Por otro lado, surgieron enfrentamientos y pleitos entre los concejos que disponían de abundantes recursos de pastos y aquellos que tenían menor disponibilidad de suelos aptos para el pastizal o más cabezas de ganado que herbajes (caso del marquesado del Cenete, el señorío de Orce y Galera, y los lugares de la sierra de Filabres). En otras ocasiones los choques provenían de los intereses de los señores jurisdiccionales, como el pleito sobre la comunidad de aprovechamiento de bosques y pastizales que enfrentó al marqués de Los Vélez y al señor de Orce y Galera (don Enrique Enríquez), con el concejo de Huéscar y su señor, el duque de Alba, a lo largo de todo el siglo XVI. Igualmente, los concejos intentarán aprovecharse de la despoblación subsiguiente al final de la época mudéjar para intentar apropiarse de sus términos, necesarios para sus ganados, como hizo el concejo de Ronda, que se opuso a la repoblación del lugar de Cortes después de 1501 en unas tierras que ellos necesitaban para sus ganados.

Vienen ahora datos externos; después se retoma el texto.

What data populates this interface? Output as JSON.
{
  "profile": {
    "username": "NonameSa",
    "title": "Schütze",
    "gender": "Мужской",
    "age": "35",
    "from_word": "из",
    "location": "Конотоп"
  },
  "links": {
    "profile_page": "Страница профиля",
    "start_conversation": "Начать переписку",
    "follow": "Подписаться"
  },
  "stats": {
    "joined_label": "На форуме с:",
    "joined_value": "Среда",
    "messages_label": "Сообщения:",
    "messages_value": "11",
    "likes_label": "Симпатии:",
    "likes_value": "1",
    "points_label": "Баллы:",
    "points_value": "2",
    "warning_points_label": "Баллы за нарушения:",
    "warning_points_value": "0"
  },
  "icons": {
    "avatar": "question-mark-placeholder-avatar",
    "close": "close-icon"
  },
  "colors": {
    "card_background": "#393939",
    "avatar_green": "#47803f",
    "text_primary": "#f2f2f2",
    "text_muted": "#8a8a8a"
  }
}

Al margen de los pastizales, los comunales y los montes de propios proporcionaron otros recursos, alguno de ellos como la madera de mayor trascendencia para algunas economías locales y otros complementarios para los ingresos de los campesinos. De todos ellos, los más importantes fueron los aprovechamientos madereros y silvícolas. Los primeros destacaron en los términos del norte, como fue el caso de Huéscar, donde su primer señor jurisdiccional, el conde de Lerín, se aprovechó de ello incrementando la corta de madera e instalando sierras de agua, e incluso enfrentándose con los concejos vecinos. Entre los segundos, especialmente abundantes en el oriente del reino granadino, el esparto y la barrilla se recolectaban anualmente en las tierras almerienses con destino a su exportación a los mercados nacionales e internacionales. La intensificación de la demanda de barrilla hizo que se pasara de la mera recolección natural a su cultivo en los barbechos de los secanos.